The companies aim to co-develop and co-finance low budget genre movies, made in the Chinese language for consumption by Chinese audiences.
No production targets were set beyond the first picture, which is now at the scripting stage. The film has no title or director attached, but is expected to shoot at Blum’s U.S. facility within the next 12 months. Typically of Blum’s output, the budget ceiling is maximum of $5 million. China theatrical distribution is to be handled through TMP’s Chinese unit and local partnerships.
“We are looking to take our low budget system and apply it in China,” Blum told Variety. “We are looking at local books, local legends, and having local creatives at involved at the development and script stage.”
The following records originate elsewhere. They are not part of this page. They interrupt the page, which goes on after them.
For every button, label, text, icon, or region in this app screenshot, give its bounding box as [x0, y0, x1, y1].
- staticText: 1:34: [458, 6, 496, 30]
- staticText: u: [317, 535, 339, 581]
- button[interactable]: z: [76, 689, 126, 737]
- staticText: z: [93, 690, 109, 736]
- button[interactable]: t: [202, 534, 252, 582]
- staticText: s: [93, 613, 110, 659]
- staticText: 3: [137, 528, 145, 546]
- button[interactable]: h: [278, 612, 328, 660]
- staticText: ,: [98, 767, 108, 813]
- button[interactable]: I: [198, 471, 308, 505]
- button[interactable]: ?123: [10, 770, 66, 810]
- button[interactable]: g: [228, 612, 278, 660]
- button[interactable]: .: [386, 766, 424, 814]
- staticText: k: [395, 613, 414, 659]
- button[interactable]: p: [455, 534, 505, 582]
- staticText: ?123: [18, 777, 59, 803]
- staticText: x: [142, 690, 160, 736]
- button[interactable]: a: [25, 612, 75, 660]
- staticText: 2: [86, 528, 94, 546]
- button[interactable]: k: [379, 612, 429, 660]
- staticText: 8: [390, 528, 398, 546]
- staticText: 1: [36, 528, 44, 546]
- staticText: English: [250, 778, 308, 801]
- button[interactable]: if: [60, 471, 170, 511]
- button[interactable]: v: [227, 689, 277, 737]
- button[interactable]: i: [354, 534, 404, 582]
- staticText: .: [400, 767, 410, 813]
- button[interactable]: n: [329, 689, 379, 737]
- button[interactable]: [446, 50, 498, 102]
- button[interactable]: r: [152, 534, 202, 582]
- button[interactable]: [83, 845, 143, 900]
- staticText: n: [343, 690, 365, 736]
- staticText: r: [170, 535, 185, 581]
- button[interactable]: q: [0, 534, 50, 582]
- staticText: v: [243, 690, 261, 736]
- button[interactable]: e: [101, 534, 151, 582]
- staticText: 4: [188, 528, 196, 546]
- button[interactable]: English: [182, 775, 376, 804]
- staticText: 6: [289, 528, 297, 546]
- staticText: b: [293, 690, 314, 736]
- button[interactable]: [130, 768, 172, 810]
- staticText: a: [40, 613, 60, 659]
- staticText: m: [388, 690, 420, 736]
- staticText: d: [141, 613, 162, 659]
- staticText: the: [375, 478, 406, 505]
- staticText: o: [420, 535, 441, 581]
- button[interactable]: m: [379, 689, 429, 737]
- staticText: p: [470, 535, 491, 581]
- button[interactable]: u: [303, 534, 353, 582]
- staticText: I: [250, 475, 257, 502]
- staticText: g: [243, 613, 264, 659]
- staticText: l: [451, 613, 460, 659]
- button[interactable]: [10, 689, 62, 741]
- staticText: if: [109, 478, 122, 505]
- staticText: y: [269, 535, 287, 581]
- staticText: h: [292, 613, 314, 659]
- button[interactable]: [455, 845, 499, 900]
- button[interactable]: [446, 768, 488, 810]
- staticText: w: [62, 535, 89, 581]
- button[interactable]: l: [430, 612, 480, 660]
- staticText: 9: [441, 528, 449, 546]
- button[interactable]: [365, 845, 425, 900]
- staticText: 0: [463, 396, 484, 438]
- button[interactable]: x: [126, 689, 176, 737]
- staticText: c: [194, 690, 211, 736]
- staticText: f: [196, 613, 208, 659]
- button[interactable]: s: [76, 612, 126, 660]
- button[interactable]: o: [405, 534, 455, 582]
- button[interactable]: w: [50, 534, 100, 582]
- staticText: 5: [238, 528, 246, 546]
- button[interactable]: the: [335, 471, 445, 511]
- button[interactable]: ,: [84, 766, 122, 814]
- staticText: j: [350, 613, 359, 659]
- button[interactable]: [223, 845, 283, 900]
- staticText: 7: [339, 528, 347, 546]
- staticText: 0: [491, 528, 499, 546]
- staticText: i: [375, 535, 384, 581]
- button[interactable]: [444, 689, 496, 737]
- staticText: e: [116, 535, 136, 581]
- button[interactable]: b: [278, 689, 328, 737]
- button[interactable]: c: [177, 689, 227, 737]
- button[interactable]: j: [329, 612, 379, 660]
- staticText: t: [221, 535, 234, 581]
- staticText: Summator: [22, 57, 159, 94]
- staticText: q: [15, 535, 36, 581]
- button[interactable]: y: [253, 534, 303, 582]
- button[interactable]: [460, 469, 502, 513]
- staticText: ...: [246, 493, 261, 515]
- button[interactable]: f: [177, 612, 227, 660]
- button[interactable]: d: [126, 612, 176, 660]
“Horror-thrillers are a relatively small part of the Chinese market. And the quality improvement has not been as fast as the audience demanded,” Tang told Variety. “So we are taking the master of the genre, and a brand, and will produce for a lower cost.”
The deal was announced at an event Monday, on the margins of the Shanghai International Film Festival.
Blumhouse has a formidable record in horror and low-budget genre fare. “Split” and “Get Out” scored at the box office last year following the successes of the “Purge,” “Insidious,” “Paranormal Activity,” and “Ouija” franchises. He has a 10-year first look deal with Universal and is currently expanding into TV. Blumhouse Television’s first “Sharp Objects,” premieres July 8 on HBO.
Blum has long been considering establishing a foothold in China. Blum made an exploratory business trip to Shanghai in January 2015, when completion bond company Film Finances opened its first China office.
Under the ownership of Chinese-American former banker, Donald Tang, TMP has built a media empire that includes significant Hollywood indie positions and a growing presence in China. Last year TMP acquired sales and finance company IM Global, which it merged with another acquisition, U.S. distributor Open Road. The combined Global Road operation debuted in Berlin this year, with the promise to put up $1 billion in production finance over the next three years. Global Road plans to issue 15 to 20 wide-release movies per year in the U.S. and Canada by 2020.
In April, TMP described its latest China developments as expression of a “dual-core strategy” that combines access to China with “superior Hollywood storytelling.”
“TMP China will make films, TV digital shows for Chinese market for Chinese audiences, in Chinese language with Hollywood magic. In time we will find Chinese stores which can be hits in Hollywood and the world. We have the DNA for all this under one roof,” Tang said in April. TMP has more than a dozen staff in China with many in content development and IP roles.